Within Sauropoda there are several groups depending on their greater or lesser relationship. Thus, there are more primitive, and more derived or specialized, as is the case of the diplodocoidea (group to which Diplodocus or Apatosaurus belong) or the titanosauriformes (group to which the famous Brachiosaurus and the protagonists of this article, the Titanosaurs , belong). .

The titanosaurs were a predominantly Cretaceous group, and in fact were the last remaining sauropods before the extinction at the end of the Cretaceous.
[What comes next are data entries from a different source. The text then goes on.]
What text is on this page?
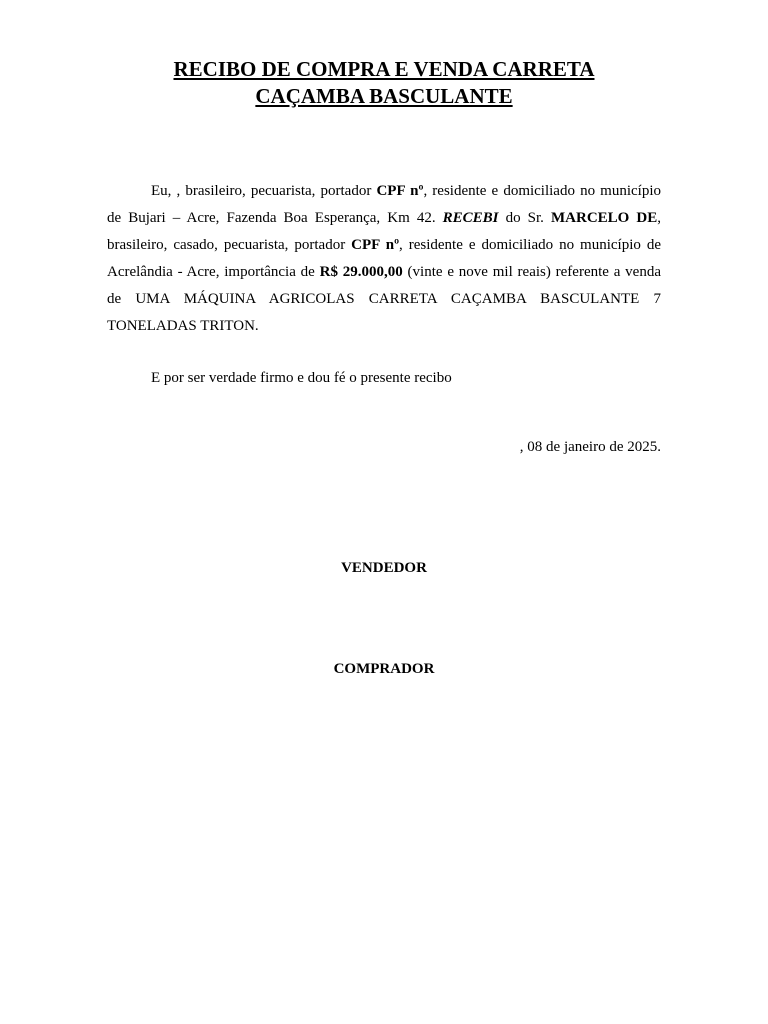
RECIBO DE COMPRA E VENDA CARRETA
CAÇAMBA BASCULANTE

Eu, , brasileiro, pecuarista, portador CPF nº, residente e domiciliado no município de Bujari – Acre, Fazenda Boa Esperança, Km 42. RECEBI do Sr. MARCELO DE, brasileiro, casado, pecuarista, portador CPF nº, residente e domiciliado no município de Acrelândia - Acre, importância de R$ 29.000,00 (vinte e nove mil reais) referente a venda de UMA MÁQUINA AGRICOLAS CARRETA CAÇAMBA BASCULANTE 7 TONELADAS TRITON.

E por ser verdade firmo e dou fé o presente recibo

, 08 de janeiro de 2025.

VENDEDOR
COMPRADOR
But beware, that they were the last does not mean that there were few left: in recent years dozens of species of titanosaurs from the Late Cretaceous have been described.

They were characterized by having small and elongated heads at the end of their long necks, by having bone plates on their backs (they did not armor them, but they did have osteoderms along their backs) and by having the bones of their spinal column. very hollow , filled by air sacs in connection with their lungs.
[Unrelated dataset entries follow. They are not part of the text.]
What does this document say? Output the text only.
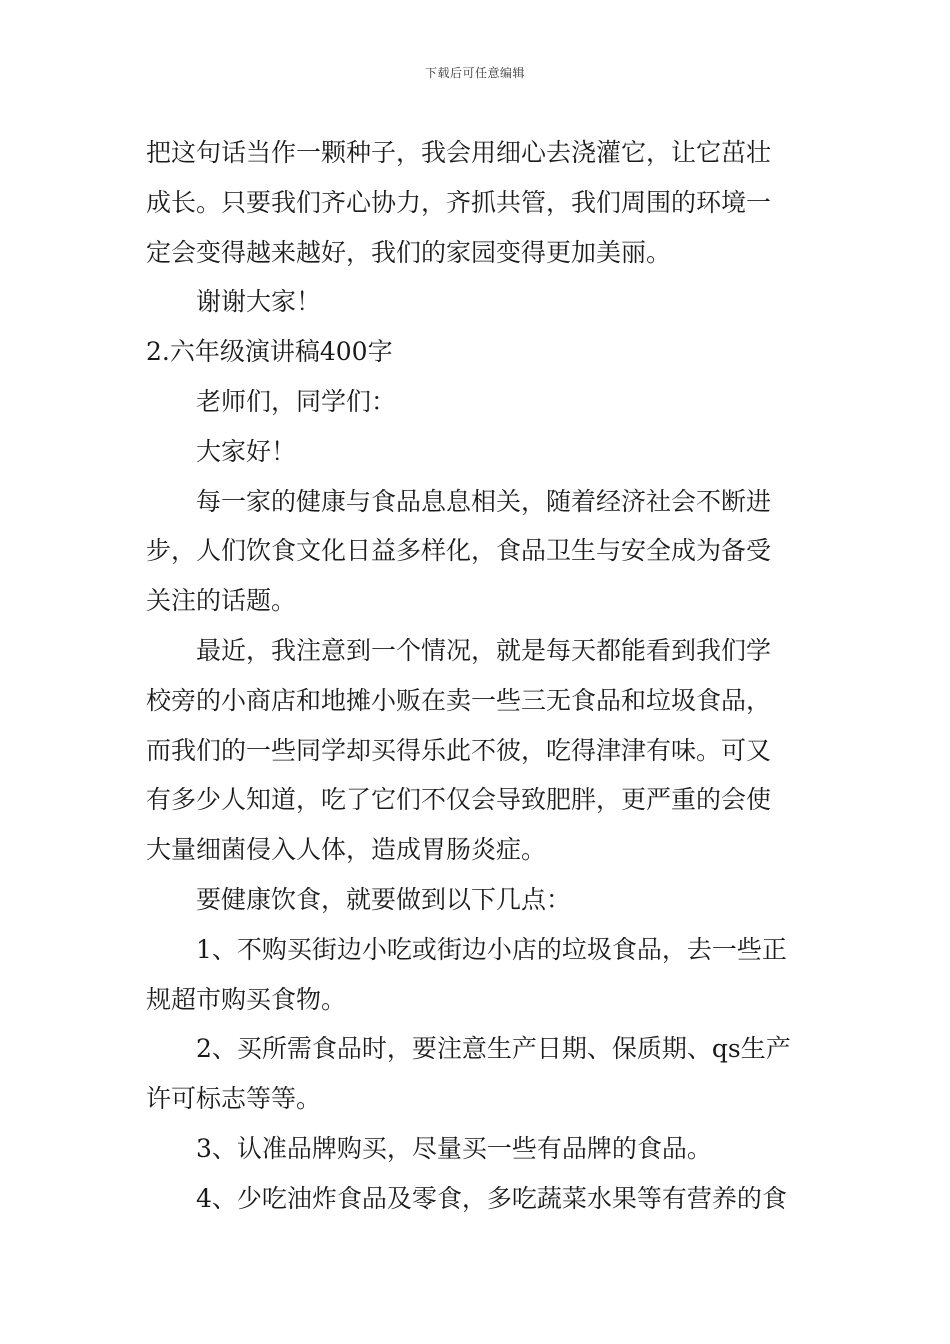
下载后可任意编辑
把这句话当作一颗种子，我会用细心去浇灌它，让它茁壮
成长。只要我们齐心协力，齐抓共管，我们周围的环境一
定会变得越来越好，我们的家园变得更加美丽。
谢谢大家！
2.六年级演讲稿400字
老师们，同学们：
大家好！
每一家的健康与食品息息相关，随着经济社会不断进
步，人们饮食文化日益多样化，食品卫生与安全成为备受
关注的话题。
最近，我注意到一个情况，就是每天都能看到我们学
校旁的小商店和地摊小贩在卖一些三无食品和垃圾食品，
而我们的一些同学却买得乐此不彼，吃得津津有味。可又
有多少人知道，吃了它们不仅会导致肥胖，更严重的会使
大量细菌侵入人体，造成胃肠炎症。
要健康饮食，就要做到以下几点：
1、不购买街边小吃或街边小店的垃圾食品，去一些正
规超市购买食物。
2、买所需食品时，要注意生产日期、保质期、qs生产
许可标志等等。
3、认准品牌购买，尽量买一些有品牌的食品。
4、少吃油炸食品及零食，多吃蔬菜水果等有营养的食
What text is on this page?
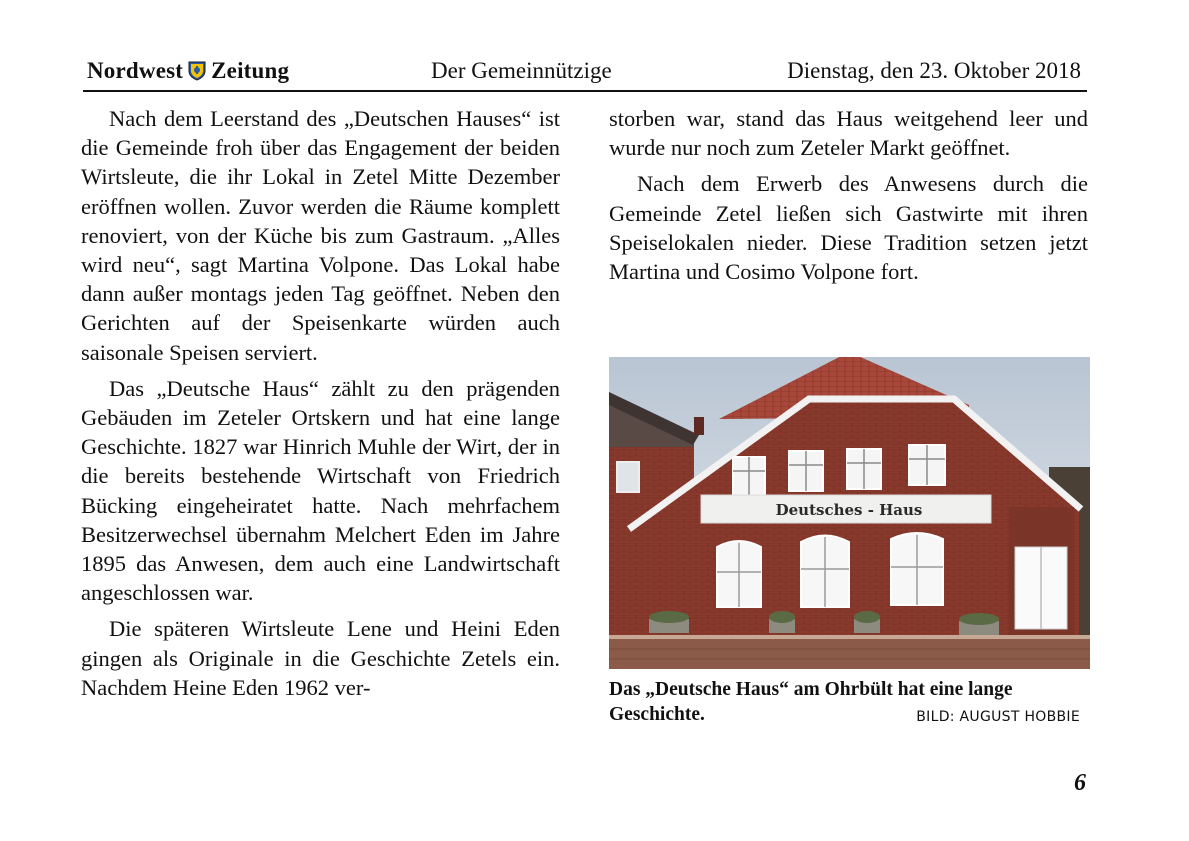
Nordwest Zeitung	Der Gemeinnützige	Dienstag, den 23. Oktober 2018

Nach dem Leerstand des „Deutschen Hauses“ ist die Gemeinde froh über das Engagement der beiden Wirtsleute, die ihr Lokal in Zetel Mitte Dezember eröffnen wollen. Zuvor werden die Räume komplett renoviert, von der Küche bis zum Gastraum. „Alles wird neu“, sagt Martina Volpone. Das Lokal habe dann außer montags jeden Tag geöffnet. Neben den Gerichten auf der Speisenkarte würden auch saisonale Speisen serviert.

Das „Deutsche Haus“ zählt zu den prägenden Gebäuden im Zeteler Ortskern und hat eine lange Geschichte. 1827 war Hinrich Muhle der Wirt, der in die bereits bestehende Wirtschaft von Friedrich Bücking eingeheiratet hatte. Nach mehrfachem Besitzerwechsel übernahm Melchert Eden im Jahre 1895 das Anwesen, dem auch eine Landwirtschaft angeschlossen war.

Die späteren Wirtsleute Lene und Heini Eden gingen als Originale in die Geschichte Zetels ein. Nachdem Heine Eden 1962 ver-

storben war, stand das Haus weitgehend leer und wurde nur noch zum Zeteler Markt geöffnet.

Nach dem Erwerb des Anwesens durch die Gemeinde Zetel ließen sich Gastwirte mit ihren Speiselokalen nieder. Diese Tradition setzen jetzt Martina und Cosimo Volpone fort.

Deutsches - Haus
Das „Deutsche Haus“ am Ohrbült hat eine lange
Geschichte.	BILD: AUGUST HOBBIE
6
These hollow bones also appear in other sauropod dinosaurs and are one of the reasons they were able to grow so large, one of the engines of their gigantism . And among them, this characteristic, that of hollow bones, or “pneumaticity” as we call it in biology, reached its maximum expression precisely in titanosaurs. Not surprisingly, the largest dinosaurs described so far, Argentinosaurus and Patagotitan , were titanosaurs that inhabited South America in the Cretaceous and are estimated to be more than 30 meters long .
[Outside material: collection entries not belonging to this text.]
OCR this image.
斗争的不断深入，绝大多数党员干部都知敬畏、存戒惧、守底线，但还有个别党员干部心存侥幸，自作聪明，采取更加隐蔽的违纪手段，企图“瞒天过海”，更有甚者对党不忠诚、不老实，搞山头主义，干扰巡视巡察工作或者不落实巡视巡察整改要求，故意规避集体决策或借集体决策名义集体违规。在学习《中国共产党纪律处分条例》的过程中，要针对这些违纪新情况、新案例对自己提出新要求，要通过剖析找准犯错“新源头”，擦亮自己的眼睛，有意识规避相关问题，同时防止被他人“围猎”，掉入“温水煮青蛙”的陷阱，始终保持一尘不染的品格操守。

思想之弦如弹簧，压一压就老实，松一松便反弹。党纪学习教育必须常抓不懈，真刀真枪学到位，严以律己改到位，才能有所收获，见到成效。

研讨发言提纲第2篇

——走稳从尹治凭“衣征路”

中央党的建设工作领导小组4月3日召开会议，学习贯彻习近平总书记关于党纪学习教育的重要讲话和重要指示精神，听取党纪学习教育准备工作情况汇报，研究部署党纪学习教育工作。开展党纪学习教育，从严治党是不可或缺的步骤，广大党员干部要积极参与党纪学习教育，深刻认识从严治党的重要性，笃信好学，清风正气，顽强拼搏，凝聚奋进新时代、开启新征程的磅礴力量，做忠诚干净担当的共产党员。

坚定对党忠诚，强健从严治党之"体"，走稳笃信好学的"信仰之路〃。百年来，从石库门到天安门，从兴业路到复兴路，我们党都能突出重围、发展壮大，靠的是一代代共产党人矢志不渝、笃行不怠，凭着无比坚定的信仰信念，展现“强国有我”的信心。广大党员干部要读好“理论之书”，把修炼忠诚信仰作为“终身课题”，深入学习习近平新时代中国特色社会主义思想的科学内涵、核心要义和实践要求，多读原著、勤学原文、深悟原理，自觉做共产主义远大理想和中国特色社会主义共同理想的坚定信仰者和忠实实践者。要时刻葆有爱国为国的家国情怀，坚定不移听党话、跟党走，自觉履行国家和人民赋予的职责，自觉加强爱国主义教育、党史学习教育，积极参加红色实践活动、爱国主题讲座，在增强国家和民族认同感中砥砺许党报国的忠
But what happened in Europe ? What is today this continent was an archipelago of islands during the Cretaceous. And on the islands, space and resources are more limited than on the mainland. This is why many large animals, by speciating on islands, become smaller in size . And that is what the majority of Cretaceous dinosaurs (and especially from the Upper Cretaceous) show in European sites. The titanosaurs described so far in these places were smaller (compared to the sauropods of other times and places, for which measuring 20 meters in length was “normal”). And that is where this recently discovered Abditosaurus stands out: it is estimated to be about 18 meters long, a not insignificant size for a sauropod. And this raises questions about its paleoecosystem : did it live on a larger island, with more resources? Or at that precise geological moment did not have so much competition? We will see what the next discoveries hold for us.

 

References :

Vila, B. et al. 2022. A titanosaurian sauropod with Gondwanan affinities in the latest Cretaceous of Europe. Nature Ecology & Evolution. DOI: 10.1038/s41559-021-01651-5

Bonaparte, J.; Coria, R. 1993. A new gigantic titanosaur sauropod from the Río Limay Formation (Albian-Cenomanian) of Neuquén Province, Argentina. Ameghiniana 30 (3): 271-282.

Díez Díaz, V. et al. 2016. A new titanosaur (Dinosauria, Sauropoda) from the Upper Cretaceous of Lo Hueco (Cuenca, Spain). Cretaceous Research, 68: 49-60.

Gascó-Lluna, F. 2015. Functional anatomy of Turiasaurus riodevensis (Dinosauria, Sauropoda) . Doctoral Thesis, Autonomous University of Madrid.